The EU actively encouraged the sale of Cadburys to US conglomerate Kraft Foods in 2010, ending 200 years of British ownership. Inevitably and contrary to assurances given during the takeover talks, Kraft closed British factories, moved some production abroad and sold off assets.

Kraft restructured in 2012, with the Cadbury business going to Mondelez International. It subsequently transferred a significant proportion of the production capacity from Birmingham to Germany, apparently based on an assertion by the European Commission that costs in Britain were up to three times higher than those that could be achieved in mainland Europe.

Some Dairy Milk was, for a time, made in Poland. In practice however, those cost assumptions proved rather wide of the mark.

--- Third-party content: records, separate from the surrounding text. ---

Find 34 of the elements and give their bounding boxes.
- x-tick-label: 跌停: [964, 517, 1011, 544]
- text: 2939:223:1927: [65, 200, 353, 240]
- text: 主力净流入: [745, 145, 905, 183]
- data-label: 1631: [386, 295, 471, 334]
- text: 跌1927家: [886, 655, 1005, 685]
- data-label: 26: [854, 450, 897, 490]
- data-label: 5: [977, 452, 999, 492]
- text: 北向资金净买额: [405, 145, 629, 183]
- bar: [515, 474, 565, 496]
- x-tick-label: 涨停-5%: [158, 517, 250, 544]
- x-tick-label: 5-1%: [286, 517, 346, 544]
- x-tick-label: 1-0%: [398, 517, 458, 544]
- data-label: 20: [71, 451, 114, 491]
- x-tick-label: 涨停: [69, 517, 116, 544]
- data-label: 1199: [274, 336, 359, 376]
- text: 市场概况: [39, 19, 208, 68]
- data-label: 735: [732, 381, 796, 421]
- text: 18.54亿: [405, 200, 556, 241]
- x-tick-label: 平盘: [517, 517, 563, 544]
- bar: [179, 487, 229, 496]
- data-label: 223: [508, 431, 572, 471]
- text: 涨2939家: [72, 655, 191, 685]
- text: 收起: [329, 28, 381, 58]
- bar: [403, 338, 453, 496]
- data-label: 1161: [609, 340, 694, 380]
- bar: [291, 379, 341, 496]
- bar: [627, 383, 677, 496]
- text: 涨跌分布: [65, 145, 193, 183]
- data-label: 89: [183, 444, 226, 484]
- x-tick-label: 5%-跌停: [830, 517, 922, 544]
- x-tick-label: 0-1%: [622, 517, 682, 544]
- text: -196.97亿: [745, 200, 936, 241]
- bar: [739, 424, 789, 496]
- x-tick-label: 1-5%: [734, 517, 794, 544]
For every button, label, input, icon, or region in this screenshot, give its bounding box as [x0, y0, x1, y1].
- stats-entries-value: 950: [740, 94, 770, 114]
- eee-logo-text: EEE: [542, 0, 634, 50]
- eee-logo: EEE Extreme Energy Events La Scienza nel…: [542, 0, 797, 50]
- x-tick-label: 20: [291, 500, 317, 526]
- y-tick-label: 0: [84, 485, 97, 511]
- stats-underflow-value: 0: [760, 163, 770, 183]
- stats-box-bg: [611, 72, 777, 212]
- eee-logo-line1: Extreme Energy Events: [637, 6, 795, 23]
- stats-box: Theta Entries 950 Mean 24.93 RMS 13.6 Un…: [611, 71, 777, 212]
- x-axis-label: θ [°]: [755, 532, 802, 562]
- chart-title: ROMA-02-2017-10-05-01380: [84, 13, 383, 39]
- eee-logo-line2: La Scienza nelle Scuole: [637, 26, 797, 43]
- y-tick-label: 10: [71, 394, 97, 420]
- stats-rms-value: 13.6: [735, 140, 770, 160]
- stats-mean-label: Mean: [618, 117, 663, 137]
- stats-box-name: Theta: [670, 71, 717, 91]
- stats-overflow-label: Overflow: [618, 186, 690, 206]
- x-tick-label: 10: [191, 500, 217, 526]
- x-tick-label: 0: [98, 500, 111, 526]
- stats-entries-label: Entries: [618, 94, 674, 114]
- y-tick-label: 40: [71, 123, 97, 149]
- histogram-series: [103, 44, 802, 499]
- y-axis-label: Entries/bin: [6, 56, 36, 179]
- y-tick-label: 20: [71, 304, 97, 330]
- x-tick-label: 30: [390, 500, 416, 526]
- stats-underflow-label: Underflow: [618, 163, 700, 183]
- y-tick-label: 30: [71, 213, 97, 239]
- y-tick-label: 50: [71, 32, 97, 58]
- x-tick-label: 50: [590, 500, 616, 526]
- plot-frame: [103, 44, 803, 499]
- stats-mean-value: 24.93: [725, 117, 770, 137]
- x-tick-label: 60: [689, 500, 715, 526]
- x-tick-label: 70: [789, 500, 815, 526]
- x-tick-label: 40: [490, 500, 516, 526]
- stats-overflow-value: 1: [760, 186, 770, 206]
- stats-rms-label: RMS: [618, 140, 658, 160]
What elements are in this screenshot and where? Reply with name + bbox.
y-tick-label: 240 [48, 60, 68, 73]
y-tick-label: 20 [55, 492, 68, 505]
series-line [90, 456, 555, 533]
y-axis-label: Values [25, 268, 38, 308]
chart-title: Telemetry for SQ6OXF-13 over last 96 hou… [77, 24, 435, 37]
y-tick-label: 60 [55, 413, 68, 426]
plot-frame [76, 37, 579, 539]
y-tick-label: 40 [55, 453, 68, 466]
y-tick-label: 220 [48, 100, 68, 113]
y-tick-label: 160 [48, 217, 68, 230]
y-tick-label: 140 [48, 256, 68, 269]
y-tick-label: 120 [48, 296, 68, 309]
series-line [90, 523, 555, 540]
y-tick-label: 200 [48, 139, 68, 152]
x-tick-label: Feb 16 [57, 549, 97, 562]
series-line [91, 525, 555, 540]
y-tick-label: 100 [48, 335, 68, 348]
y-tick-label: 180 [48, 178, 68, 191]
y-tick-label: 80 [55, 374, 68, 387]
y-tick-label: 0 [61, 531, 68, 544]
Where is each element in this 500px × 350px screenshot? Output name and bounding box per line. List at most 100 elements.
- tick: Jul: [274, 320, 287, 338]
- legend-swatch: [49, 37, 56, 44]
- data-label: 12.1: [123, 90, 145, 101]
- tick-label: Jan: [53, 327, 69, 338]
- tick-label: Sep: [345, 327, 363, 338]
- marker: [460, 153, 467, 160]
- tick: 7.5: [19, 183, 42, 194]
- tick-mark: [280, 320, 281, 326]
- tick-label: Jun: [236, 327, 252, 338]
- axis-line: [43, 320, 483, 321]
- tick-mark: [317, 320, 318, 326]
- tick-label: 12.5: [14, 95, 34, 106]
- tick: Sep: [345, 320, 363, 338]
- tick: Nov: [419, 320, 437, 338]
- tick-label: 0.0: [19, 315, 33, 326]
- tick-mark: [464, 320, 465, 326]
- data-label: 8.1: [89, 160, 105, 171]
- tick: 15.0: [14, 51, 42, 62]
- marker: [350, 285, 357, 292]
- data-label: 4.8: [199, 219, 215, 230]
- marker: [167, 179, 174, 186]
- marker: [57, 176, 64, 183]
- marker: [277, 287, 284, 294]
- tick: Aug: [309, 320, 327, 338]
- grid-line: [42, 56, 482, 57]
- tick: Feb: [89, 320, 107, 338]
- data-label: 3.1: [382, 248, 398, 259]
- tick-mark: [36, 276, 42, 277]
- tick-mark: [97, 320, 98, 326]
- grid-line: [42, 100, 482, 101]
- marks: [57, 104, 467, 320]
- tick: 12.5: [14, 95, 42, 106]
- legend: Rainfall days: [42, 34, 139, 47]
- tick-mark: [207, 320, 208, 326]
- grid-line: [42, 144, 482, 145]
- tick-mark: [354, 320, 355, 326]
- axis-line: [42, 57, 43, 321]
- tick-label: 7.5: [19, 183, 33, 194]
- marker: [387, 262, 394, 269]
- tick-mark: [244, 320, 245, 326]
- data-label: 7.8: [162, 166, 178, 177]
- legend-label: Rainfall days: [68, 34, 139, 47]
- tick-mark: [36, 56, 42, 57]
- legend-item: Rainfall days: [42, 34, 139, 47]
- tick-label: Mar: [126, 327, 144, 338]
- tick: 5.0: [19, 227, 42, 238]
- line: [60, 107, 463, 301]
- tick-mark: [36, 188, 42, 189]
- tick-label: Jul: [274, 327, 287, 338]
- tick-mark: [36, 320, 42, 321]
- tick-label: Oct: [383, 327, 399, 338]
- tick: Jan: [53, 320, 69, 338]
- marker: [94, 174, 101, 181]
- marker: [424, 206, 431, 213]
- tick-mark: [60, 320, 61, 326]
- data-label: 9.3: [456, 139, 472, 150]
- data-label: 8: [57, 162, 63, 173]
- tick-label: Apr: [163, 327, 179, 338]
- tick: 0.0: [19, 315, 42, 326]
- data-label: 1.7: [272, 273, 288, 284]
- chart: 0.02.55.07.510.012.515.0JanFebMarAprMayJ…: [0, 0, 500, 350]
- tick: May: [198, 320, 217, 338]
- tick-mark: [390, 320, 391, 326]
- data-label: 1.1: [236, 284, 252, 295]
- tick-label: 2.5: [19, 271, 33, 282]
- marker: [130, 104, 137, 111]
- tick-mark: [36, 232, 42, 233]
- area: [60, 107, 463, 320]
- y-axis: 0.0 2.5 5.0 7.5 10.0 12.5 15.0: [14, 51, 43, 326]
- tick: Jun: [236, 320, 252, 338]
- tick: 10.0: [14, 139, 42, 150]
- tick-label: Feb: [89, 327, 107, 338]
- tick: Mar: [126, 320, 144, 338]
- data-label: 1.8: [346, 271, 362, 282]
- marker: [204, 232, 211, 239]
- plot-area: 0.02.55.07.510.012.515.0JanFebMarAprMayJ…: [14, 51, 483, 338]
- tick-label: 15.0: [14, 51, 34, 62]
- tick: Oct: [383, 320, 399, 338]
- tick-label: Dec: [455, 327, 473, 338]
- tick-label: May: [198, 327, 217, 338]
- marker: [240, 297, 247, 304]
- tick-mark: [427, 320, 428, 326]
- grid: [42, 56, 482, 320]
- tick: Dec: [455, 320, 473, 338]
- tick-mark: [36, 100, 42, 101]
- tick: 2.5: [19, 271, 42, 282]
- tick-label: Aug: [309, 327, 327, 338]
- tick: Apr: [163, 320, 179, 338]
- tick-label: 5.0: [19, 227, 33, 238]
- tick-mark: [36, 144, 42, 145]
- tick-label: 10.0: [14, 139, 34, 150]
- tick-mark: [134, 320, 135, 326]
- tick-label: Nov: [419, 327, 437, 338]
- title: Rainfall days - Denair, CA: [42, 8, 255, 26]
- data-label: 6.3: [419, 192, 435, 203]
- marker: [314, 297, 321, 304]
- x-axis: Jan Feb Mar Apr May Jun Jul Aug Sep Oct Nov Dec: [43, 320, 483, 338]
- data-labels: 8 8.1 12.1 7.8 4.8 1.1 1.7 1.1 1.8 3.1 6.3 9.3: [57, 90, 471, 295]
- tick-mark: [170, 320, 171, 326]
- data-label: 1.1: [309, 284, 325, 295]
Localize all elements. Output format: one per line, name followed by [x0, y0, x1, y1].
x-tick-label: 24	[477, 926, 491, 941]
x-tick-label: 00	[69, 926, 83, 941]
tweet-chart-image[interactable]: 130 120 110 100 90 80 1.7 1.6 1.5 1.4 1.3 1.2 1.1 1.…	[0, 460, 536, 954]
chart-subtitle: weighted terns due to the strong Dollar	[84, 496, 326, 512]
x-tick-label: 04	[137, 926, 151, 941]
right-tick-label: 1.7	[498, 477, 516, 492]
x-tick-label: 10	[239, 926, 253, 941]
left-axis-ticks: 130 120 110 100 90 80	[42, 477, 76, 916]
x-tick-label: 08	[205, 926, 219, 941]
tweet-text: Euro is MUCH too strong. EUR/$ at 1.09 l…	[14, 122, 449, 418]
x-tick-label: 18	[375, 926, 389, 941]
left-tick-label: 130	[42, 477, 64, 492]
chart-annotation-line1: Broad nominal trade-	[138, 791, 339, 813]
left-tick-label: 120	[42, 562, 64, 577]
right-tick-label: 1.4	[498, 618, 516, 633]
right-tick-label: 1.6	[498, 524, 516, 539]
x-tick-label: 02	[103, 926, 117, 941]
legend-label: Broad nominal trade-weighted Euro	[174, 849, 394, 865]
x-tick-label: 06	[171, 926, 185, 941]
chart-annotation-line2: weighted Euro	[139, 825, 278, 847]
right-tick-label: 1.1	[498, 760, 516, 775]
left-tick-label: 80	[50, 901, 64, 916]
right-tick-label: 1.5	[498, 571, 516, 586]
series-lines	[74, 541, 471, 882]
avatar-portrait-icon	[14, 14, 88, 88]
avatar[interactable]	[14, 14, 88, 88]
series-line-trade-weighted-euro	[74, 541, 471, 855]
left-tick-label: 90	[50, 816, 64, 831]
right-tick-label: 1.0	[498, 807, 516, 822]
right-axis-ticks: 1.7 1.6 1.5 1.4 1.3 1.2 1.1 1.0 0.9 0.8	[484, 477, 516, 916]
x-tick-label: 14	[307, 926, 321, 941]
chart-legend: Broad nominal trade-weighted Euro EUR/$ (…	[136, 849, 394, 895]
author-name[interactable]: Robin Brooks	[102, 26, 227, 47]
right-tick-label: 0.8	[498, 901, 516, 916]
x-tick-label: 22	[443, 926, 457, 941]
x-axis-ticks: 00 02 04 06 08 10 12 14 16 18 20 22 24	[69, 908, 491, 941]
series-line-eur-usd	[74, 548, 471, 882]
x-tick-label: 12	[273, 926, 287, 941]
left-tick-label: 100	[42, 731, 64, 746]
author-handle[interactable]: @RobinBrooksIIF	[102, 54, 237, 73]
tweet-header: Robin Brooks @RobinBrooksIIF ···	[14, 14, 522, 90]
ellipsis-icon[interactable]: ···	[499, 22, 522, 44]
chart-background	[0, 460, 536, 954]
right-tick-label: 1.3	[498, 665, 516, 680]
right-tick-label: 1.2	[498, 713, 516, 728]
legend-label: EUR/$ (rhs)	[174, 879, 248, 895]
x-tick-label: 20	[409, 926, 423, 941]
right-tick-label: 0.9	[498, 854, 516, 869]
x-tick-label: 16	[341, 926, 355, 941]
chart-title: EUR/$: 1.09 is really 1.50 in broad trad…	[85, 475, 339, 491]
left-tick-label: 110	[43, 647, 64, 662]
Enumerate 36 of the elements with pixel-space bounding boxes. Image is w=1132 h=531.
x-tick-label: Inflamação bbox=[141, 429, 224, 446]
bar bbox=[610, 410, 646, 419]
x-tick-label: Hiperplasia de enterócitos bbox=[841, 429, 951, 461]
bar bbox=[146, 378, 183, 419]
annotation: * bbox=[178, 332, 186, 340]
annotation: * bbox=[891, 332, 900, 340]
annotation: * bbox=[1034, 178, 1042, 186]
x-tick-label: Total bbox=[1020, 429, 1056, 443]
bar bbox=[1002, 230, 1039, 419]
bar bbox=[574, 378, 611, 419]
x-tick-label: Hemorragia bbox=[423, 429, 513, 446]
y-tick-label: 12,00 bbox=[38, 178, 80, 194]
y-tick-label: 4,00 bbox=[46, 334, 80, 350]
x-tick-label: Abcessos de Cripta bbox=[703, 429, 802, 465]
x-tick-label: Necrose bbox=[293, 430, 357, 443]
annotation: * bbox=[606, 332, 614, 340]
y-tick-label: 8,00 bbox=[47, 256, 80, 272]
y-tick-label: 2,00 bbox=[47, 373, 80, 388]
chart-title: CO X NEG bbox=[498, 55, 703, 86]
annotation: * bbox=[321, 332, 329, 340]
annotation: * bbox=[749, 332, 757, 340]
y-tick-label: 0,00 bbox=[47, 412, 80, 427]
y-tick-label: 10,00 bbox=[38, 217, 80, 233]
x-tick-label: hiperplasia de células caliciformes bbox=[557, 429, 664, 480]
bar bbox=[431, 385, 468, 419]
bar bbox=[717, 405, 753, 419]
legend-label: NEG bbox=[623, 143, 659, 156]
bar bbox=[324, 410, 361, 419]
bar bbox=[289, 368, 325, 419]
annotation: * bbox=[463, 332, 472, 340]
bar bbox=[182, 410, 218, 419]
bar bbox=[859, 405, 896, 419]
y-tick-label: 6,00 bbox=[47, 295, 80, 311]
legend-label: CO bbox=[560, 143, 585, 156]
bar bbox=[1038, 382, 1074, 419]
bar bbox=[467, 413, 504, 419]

Mondelez has responded by agreeing an investment of £15 million to upgrade and modernise the residual facility at Bourneville, increasing capacity there to 35,000 tons of chocolate in the first instance.

Confidence

Bourneville will turn out over 5 million blocks of Dairy Milk a day and over a million Wispa Bars by the summer. John Clarke, on behalf of Unite the Union, pointed to the Company’s overwhelming vote of confidence in the UK workforce. It is a credit to the union, its members and management representatives within Mondelez that an investment on this scale has been secured and delivered in the midst of a coronavirus pandemic.

They have shown what can be done. This has resulted in a highly efficient manufacturing and supply infrastructure for the iconic Cadbury Dairy Milk Tablets, which can’t be matched anywhere in Europe. Mondelez has designated Bourneville as its global centre for chocolate research and product development. EU enthusiasts were always keen to point out the damage that Brexit would do to the manufacturing base, but our chocolate’s coming home.